The treatment time per patient is only two minutes, but the preparation takes time. Hence, it plans to treat about 50 patients daily using three devices. Patients feel almost no pain after the treatment and can go home immediately.

“We will be a new hope for intractable cancer patients in Korea by starting heavy particle therapy for the first time in Korea in 2023,” Yoon said. “YUHS, which has led Korea’s healthcare, will strengthen its medical leadership. To this end, it will take the lead in overcoming severe, intractable diseases through precision medicine, such as new drug treatment and heavy particle therapy, in addition to robotic operation.”

Implementing precision medicine based on big data, genome information

Along with the heavy particle therapy, YUHS will strengthen precision medicine, which provides personalized medical care based on data science, such as big data and genome information, and cell therapies. It plans to present an advanced treatment paradigm by rapidly introducing new treatments, such as CAR-T cell therapies (CAR-T cells, chimera antigen receptor T cells) and developing drugs, biomarkers, and medical devices.

It will also enhance digital health to deepen precision medicine. YUHS is pushing for digital transformation that connects the Severance Hospital to its sister hospitals in Gangnam, Yongin, and Songdo, which will open soon. To this end, it established the Digital Health Office early this year. The office collects patient data and establishes a platform to help researchers conduct studies safely and efficiently.

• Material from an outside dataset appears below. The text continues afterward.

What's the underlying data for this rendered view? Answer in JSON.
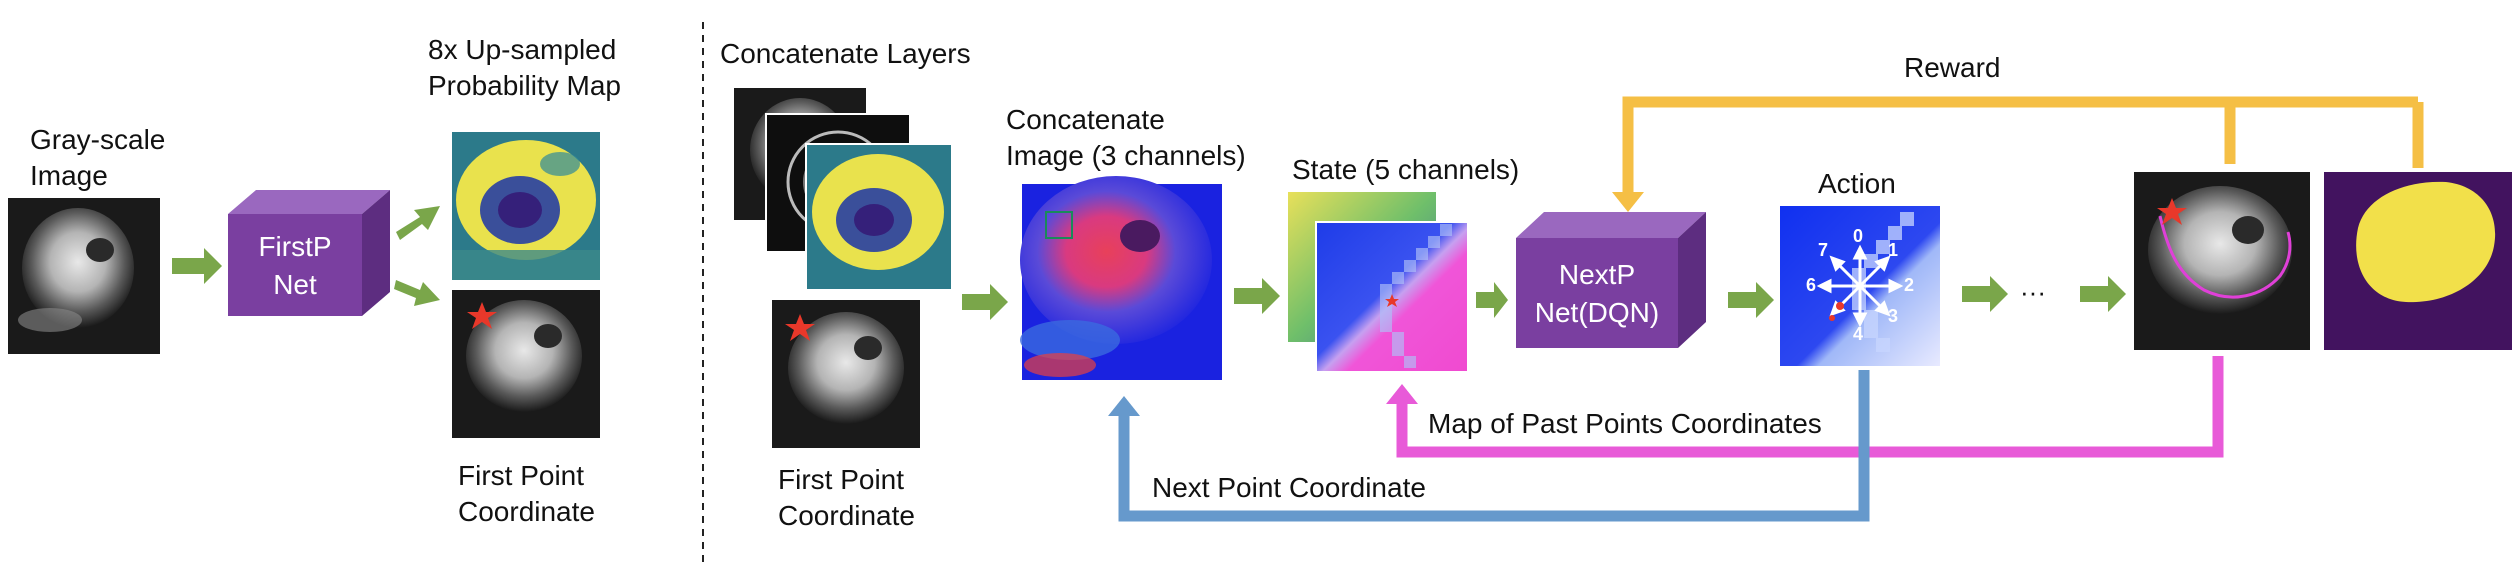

YUHS introduced robot surgery in 2005 for the first time in Korea and has recorded more than 30,000 robotic operations, the world’s largest. To develop this area further, YUHS is making various efforts, including its agreement with Doosan Robotics to develop homegrown surgical robots, in addition to clinical and educational efforts.

YUHS also set up a biohealth technology holding company last October to commercialize technologies in biohealth fields, such as new drugs and digital treatments. The biohealth technology holding company plays a role in supporting faculty members to commercialize ideas in medical fields.

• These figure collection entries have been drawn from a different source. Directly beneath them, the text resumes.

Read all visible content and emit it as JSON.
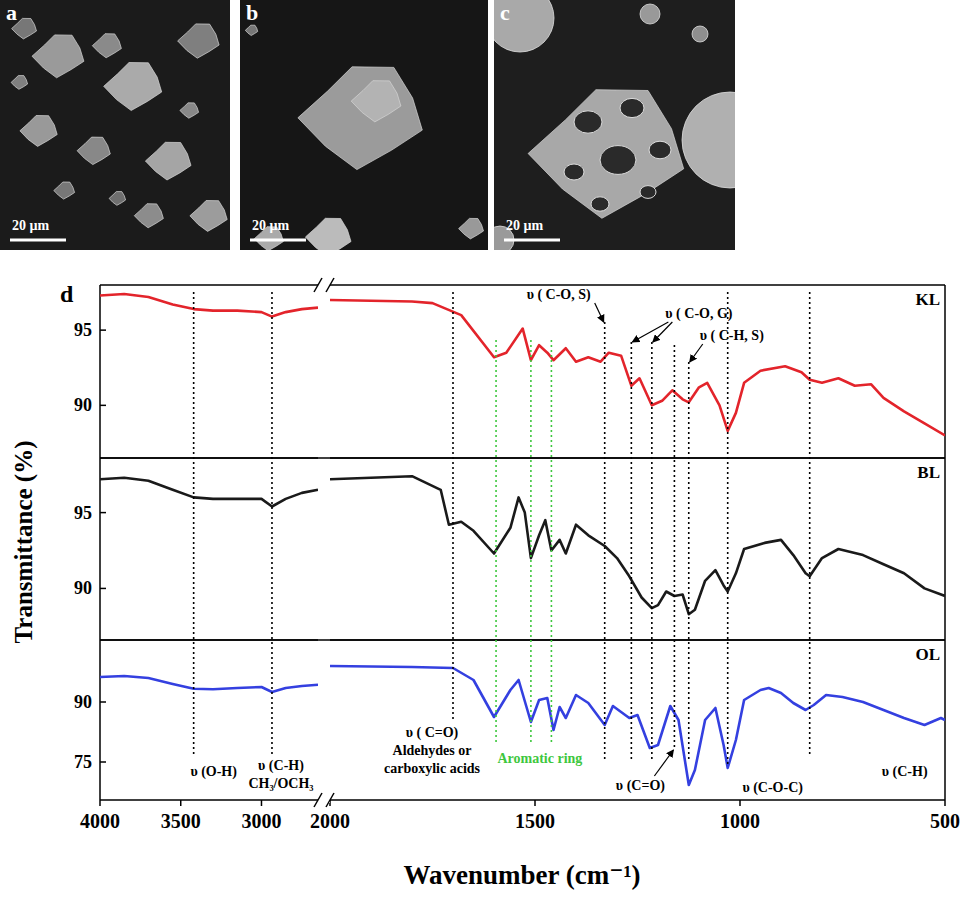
{
  "images": [
    {
      "label": "a",
      "scale_bar": "20 µm"
    },
    {
      "label": "b",
      "scale_bar": "20 µm"
    },
    {
      "label": "c",
      "scale_bar": "20 µm"
    }
  ],
  "figure": {
    "label": "d",
    "reference_lines": [
      {
        "x": 3420,
        "color": "#000000"
      },
      {
        "x": 2935,
        "color": "#000000"
      },
      {
        "x": 1700,
        "color": "#000000"
      },
      {
        "x": 1330,
        "color": "#000000"
      },
      {
        "x": 1265,
        "color": "#000000"
      },
      {
        "x": 1215,
        "color": "#000000"
      },
      {
        "x": 1160,
        "color": "#000000"
      },
      {
        "x": 1125,
        "color": "#000000"
      },
      {
        "x": 1030,
        "color": "#000000"
      },
      {
        "x": 830,
        "color": "#000000"
      },
      {
        "x": 1595,
        "color": "#3ec73e"
      },
      {
        "x": 1510,
        "color": "#3ec73e"
      },
      {
        "x": 1460,
        "color": "#3ec73e"
      }
    ],
    "annotations": [
      {
        "text": "υ (O-H)",
        "x": [
          3420
        ]
      },
      {
        "text": [
          "υ (C-H)",
          "CH₃/OCH₃"
        ],
        "x": [
          2935
        ]
      },
      {
        "text": [
          "υ ( C=O)",
          "Aldehydes or",
          "carboxylic acids"
        ],
        "x": [
          1700
        ]
      },
      {
        "text": "Aromatic ring",
        "x": [
          1510
        ],
        "color": "#3ec73e"
      },
      {
        "text": "υ ( C-O, S)",
        "x": [
          1330
        ]
      },
      {
        "text": "υ ( C-O, G)",
        "x": [
          1265,
          1215
        ]
      },
      {
        "text": "υ ( C-H, S)",
        "x": [
          1125
        ]
      },
      {
        "text": "υ (C=O)",
        "x": [
          1160
        ]
      },
      {
        "text": "υ (C-O-C)",
        "x": [
          1030
        ]
      },
      {
        "text": "υ (C-H)",
        "x": [
          830
        ]
      }
    ]
  },
  "chart_data": [
    {
      "type": "line",
      "xlim": [
        4000,
        500
      ],
      "x_break": [
        2650,
        2000
      ],
      "xticks": [
        4000,
        3500,
        3000,
        2000,
        1500,
        1000,
        500
      ],
      "ylim": [
        86.5,
        98
      ],
      "yticks": [
        90,
        95
      ],
      "tick_labels": "y",
      "x": [
        4000,
        3850,
        3700,
        3550,
        3420,
        3300,
        3150,
        3000,
        2935,
        2850,
        2750,
        2650,
        2000,
        1800,
        1750,
        1680,
        1600,
        1570,
        1530,
        1510,
        1490,
        1470,
        1455,
        1425,
        1400,
        1370,
        1340,
        1320,
        1290,
        1265,
        1245,
        1215,
        1190,
        1165,
        1140,
        1125,
        1100,
        1080,
        1050,
        1030,
        1010,
        990,
        950,
        890,
        850,
        830,
        800,
        760,
        720,
        680,
        650,
        600,
        550,
        500
      ],
      "series": [
        {
          "name": "KL",
          "color": "#e3242b",
          "values": [
            97.3,
            97.4,
            97.2,
            96.7,
            96.4,
            96.3,
            96.3,
            96.2,
            95.9,
            96.2,
            96.4,
            96.5,
            97.0,
            96.9,
            96.8,
            96.0,
            93.2,
            93.5,
            95.1,
            93.0,
            94.0,
            93.5,
            93.0,
            93.8,
            92.9,
            93.2,
            92.9,
            93.5,
            93.3,
            91.3,
            91.8,
            90.0,
            90.3,
            91.0,
            90.4,
            90.2,
            91.2,
            91.5,
            90.0,
            88.3,
            89.5,
            91.5,
            92.3,
            92.6,
            92.2,
            91.7,
            91.5,
            91.8,
            91.3,
            91.4,
            90.5,
            89.6,
            88.8,
            88.0
          ]
        }
      ]
    },
    {
      "type": "line",
      "xlim": [
        4000,
        500
      ],
      "x_break": [
        2650,
        2000
      ],
      "xticks": [
        4000,
        3500,
        3000,
        2000,
        1500,
        1000,
        500
      ],
      "ylim": [
        86.6,
        98.6
      ],
      "yticks": [
        90,
        95
      ],
      "tick_labels": "y",
      "y_label": "Transmittance (%)",
      "x": [
        4000,
        3850,
        3700,
        3550,
        3420,
        3300,
        3150,
        3000,
        2935,
        2850,
        2750,
        2650,
        2000,
        1800,
        1730,
        1710,
        1680,
        1650,
        1600,
        1560,
        1540,
        1525,
        1510,
        1490,
        1475,
        1460,
        1440,
        1425,
        1400,
        1370,
        1330,
        1300,
        1270,
        1240,
        1215,
        1200,
        1180,
        1160,
        1140,
        1125,
        1110,
        1085,
        1060,
        1040,
        1030,
        1010,
        990,
        940,
        900,
        870,
        840,
        830,
        800,
        760,
        700,
        650,
        600,
        550,
        500
      ],
      "series": [
        {
          "name": "BL",
          "color": "#1a1a1a",
          "values": [
            97.2,
            97.3,
            97.1,
            96.5,
            96.0,
            95.9,
            95.9,
            95.9,
            95.4,
            95.9,
            96.3,
            96.5,
            97.2,
            97.4,
            96.5,
            94.2,
            94.4,
            93.8,
            92.3,
            94.0,
            96.0,
            95.0,
            92.0,
            93.5,
            94.5,
            92.5,
            93.2,
            92.3,
            94.2,
            93.5,
            92.8,
            92.0,
            90.8,
            89.4,
            88.7,
            88.9,
            89.8,
            89.5,
            89.6,
            88.3,
            88.6,
            90.5,
            91.2,
            90.2,
            89.8,
            91.0,
            92.6,
            93.0,
            93.2,
            92.2,
            91.0,
            90.8,
            92.0,
            92.6,
            92.2,
            91.6,
            91.0,
            90.0,
            89.5
          ]
        }
      ]
    },
    {
      "type": "line",
      "xlim": [
        4000,
        500
      ],
      "x_break": [
        2650,
        2000
      ],
      "xticks": [
        4000,
        3500,
        3000,
        2000,
        1500,
        1000,
        500
      ],
      "ylim": [
        65.5,
        105.5
      ],
      "yticks": [
        75,
        90
      ],
      "x_label": "Wavenumber (cm⁻¹)",
      "x": [
        4000,
        3850,
        3700,
        3550,
        3420,
        3300,
        3150,
        3000,
        2935,
        2850,
        2750,
        2650,
        2000,
        1800,
        1700,
        1650,
        1600,
        1560,
        1540,
        1510,
        1490,
        1470,
        1455,
        1440,
        1425,
        1400,
        1370,
        1330,
        1310,
        1270,
        1250,
        1220,
        1200,
        1170,
        1150,
        1125,
        1110,
        1085,
        1060,
        1040,
        1030,
        1010,
        990,
        950,
        930,
        900,
        870,
        840,
        820,
        790,
        750,
        700,
        650,
        600,
        550,
        510,
        500
      ],
      "series": [
        {
          "name": "OL",
          "color": "#3440e0",
          "values": [
            96.25,
            96.5,
            96.0,
            94.5,
            93.3,
            93.2,
            93.5,
            93.75,
            92.5,
            93.5,
            94.0,
            94.3,
            99,
            98.75,
            98.5,
            95.5,
            86.25,
            93,
            95.5,
            85,
            90.5,
            91,
            83,
            88.75,
            86,
            91.75,
            89.75,
            84.25,
            89,
            86,
            86.75,
            78.5,
            79.25,
            89,
            85.5,
            69.25,
            73,
            85.5,
            88.5,
            79.25,
            73.5,
            80.5,
            90.5,
            93,
            93.5,
            92.25,
            89.75,
            88,
            89.25,
            91.75,
            91.25,
            90,
            88,
            86,
            84.25,
            86,
            85.5
          ]
        }
      ]
    }
  ]
}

Designing talents as future medical leaders

YUHS is also trying to improve the environment to enhance medical, educational, and research efficiency. It plans to build a new medical school so that researchers can concentrate on research and students can receive comfortable education. It has sought various ways to build a medical school since last year by establishing a special committee on the medical school site. In April, the Yonsei University Corporate Board approved sites, including Allen Hall. Constructing a medical school will also strengthen the university’s competitive edge, which has long experienced infrastructure problems, including aging facilities and a lack of research space.

“We have established a planning committee to build a new medical school, which began full-scale operation. We plan to build a new building with good durability and space utilization,” Yoon said.

Regarding the cultivation of physician-scientists, he said, “We will activate a task force within the university. YUHS will take the lead in fostering good doctor-scientists to lead Korea’s medical development, not resorting to a temporary system supported by the government.”

YUHS is taking the lead in changing organizational culture, too

YUHS continues to innovate to improve the conservative and vertical workplace culture. Through recruitment interviews of various occupations, such as nurses, administrative officials, radiologists, and medical technologists, we will recruit people who quickly adapt to the organization and with practical work skills, change personnel evaluation from relative to the absolute system, and adjust some test subjects.

YUHS will also introduce a four-day workweek for the first time among Korean university hospitals.

“A four-day week is a good system. However, it is difficult to decide willingly,” President Yoon said. “Some people want it, and others don’t because there is bound to be a change in the salary part. It’s also because we need to recruit more people, and the system needs to change.”

He added, “We are researching and preparing so that our employees will be paid as much as they have worked at a reasonable level. We will conduct pilot projects in three wards in Sinchon and two wards in Gangnam.”